Dangote turns to Ghana for crude, denies shrinking production, RFCC issues

Cameroon plans return of Limbe Refinery to rival Nigeria
Nigeria’s Dangote Refinery has for the first time sourced crude oil from Ghana, a move that shows its diversification strategy amid persistent questions over operational setbacks.

The refinery, which is projected to transform fuel supply across West Africa, is currently running at an estimated 450,000 barrels per day (kbd), equivalent to about 70 per cent of its nameplate capacity, global insight company, Kpler, said in a report released yesterday.

This represents an increase from around 400 kbd, or 60 per cent, in the first quarter of the year, but still falls short of expectations for the $20 billion mega-project.

The decision to incorporate Ghana’s Sankofa grade, a medium-sweet crude with 29 API and 0.3 per cent sulphur content, highlights Dangote’s growing appetite for supply flexibility. In August, Kpler revealed that refinery’s receipts included five Nigerian Suezmaxes, two United States (U.S.) Very Large Crude Carriers, and the single Ghanaian cargo.

The report revealed that Brass River, which was absent from Dangote’s slate for nearly a year, also returned in recent weeks amid continuous diversification beyond traditional Nigerian and American light sweet grades.

Kpler reported lower intake volumes compared with July’s record of 570 kbd, when light sweet US crude overtook Nigerian barrels in the refinery’s mix for the first time.

Imports in August dropped back to roughly 450 kbd, which the agency attributed to a decline due to ongoing maintenance at the plant’s Residue Fluid Catalytic Cracking Unit (RFCCU).

Despite these indications, Dangote Industries has denied suggestions of technical difficulties.

Group Chief Branding and Communications Officer, Anthony Chiejina, dismissed reports of RFCC setbacks as “untrue” and “speculative.”

Chiejina, while speaking with The Guardian, insisted that the refinery has “no issue” and that operations are progressing as planned.

He, however, did not immediately confirm that the company has started importing crude oil from Ghana.

This rebuttal follows earlier comments by a senior refinery executive, who told S&P Global’s Platts on August 21 that work on the RFCC had been completed and the unit was set to resume normal output by August 24.

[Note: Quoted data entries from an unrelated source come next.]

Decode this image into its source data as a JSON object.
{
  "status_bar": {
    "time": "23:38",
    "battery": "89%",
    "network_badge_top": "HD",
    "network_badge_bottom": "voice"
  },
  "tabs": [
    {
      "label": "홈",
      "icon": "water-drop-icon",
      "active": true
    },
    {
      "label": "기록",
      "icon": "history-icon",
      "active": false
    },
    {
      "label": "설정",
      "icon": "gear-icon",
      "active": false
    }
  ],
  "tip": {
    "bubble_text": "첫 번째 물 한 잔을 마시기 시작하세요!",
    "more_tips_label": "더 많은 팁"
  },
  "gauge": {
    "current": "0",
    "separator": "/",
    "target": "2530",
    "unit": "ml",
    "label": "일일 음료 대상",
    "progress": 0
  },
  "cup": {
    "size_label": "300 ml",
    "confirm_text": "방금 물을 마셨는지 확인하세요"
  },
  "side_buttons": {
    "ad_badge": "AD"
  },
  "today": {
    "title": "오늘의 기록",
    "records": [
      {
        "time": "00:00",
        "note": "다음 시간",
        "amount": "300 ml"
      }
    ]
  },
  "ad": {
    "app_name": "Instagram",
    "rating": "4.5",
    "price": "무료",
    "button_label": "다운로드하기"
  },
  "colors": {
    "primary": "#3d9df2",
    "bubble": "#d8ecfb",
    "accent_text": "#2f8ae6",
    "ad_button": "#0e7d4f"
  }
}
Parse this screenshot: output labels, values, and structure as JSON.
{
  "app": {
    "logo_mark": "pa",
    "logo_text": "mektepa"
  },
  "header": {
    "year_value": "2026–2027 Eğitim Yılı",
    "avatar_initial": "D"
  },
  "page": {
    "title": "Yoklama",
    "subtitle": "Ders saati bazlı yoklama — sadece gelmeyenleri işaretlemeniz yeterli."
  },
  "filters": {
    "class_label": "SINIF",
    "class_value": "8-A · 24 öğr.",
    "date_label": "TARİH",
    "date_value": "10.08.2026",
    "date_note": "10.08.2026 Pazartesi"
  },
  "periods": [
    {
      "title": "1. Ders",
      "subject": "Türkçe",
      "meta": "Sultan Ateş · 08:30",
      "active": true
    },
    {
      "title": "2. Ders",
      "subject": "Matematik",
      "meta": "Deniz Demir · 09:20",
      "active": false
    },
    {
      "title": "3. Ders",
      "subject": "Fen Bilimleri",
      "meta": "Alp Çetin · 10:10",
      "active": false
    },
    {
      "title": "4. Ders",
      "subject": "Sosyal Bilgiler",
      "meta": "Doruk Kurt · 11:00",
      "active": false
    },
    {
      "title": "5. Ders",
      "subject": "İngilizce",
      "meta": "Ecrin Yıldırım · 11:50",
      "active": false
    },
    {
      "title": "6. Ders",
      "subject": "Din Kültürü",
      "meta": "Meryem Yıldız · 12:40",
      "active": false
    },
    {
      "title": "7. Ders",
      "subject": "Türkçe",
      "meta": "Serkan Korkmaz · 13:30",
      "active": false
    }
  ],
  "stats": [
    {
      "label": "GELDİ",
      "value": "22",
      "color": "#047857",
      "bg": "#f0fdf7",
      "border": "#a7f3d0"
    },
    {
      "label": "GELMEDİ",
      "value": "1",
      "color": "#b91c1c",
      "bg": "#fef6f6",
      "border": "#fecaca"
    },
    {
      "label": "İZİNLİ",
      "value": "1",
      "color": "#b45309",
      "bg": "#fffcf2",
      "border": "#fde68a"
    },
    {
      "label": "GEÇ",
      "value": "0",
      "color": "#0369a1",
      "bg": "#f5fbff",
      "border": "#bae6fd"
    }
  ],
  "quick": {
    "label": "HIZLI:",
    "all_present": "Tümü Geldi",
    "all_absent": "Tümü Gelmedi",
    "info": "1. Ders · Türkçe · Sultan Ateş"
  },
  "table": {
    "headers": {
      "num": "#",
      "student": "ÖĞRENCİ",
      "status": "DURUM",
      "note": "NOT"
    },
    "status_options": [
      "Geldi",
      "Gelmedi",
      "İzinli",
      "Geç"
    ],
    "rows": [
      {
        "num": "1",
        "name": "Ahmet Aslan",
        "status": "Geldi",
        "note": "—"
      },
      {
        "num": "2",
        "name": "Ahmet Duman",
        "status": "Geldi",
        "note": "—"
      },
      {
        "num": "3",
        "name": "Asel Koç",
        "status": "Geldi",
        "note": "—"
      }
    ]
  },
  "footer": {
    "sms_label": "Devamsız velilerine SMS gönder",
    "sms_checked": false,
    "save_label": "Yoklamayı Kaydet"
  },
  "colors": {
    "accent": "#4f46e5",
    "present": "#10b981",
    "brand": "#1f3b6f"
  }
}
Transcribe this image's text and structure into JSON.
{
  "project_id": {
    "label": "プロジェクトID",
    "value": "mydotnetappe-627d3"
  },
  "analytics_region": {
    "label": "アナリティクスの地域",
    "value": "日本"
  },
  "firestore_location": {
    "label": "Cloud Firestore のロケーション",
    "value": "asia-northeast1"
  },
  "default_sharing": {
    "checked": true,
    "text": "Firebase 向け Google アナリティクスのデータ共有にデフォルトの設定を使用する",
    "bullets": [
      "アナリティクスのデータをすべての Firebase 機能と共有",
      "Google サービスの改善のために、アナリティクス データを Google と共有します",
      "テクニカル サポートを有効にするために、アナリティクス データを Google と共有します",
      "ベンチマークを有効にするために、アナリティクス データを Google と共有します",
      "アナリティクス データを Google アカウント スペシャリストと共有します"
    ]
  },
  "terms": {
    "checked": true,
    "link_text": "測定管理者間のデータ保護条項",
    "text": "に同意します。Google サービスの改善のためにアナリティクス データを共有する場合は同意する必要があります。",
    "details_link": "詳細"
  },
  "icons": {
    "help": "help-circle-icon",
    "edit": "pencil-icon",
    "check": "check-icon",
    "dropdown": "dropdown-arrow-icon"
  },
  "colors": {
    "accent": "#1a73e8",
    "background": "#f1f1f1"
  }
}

S&P Global had reported a surge in gasoline imports into West Africa, following a temporary outage at the Dangote Refinery.

The report noted that over the past 30 days, nearly one million tonnes of gasoline were shipped from Northwest Europe and the Mediterranean to West African markets, with 65 per cent landing in Lomé, Togo.

This setback shows that, while capacity is growing, operational reliability remains uncertain.

Sources, however, maintained that the restart was expected only in early September.

Meanwhile, in Cameroon, Sonara has announced plans to partially restore the long-idle Limbe Refinery by 2027 after an eight-year outage caused by fire, a move that would create rivalry for Dangote and other refiners in the country.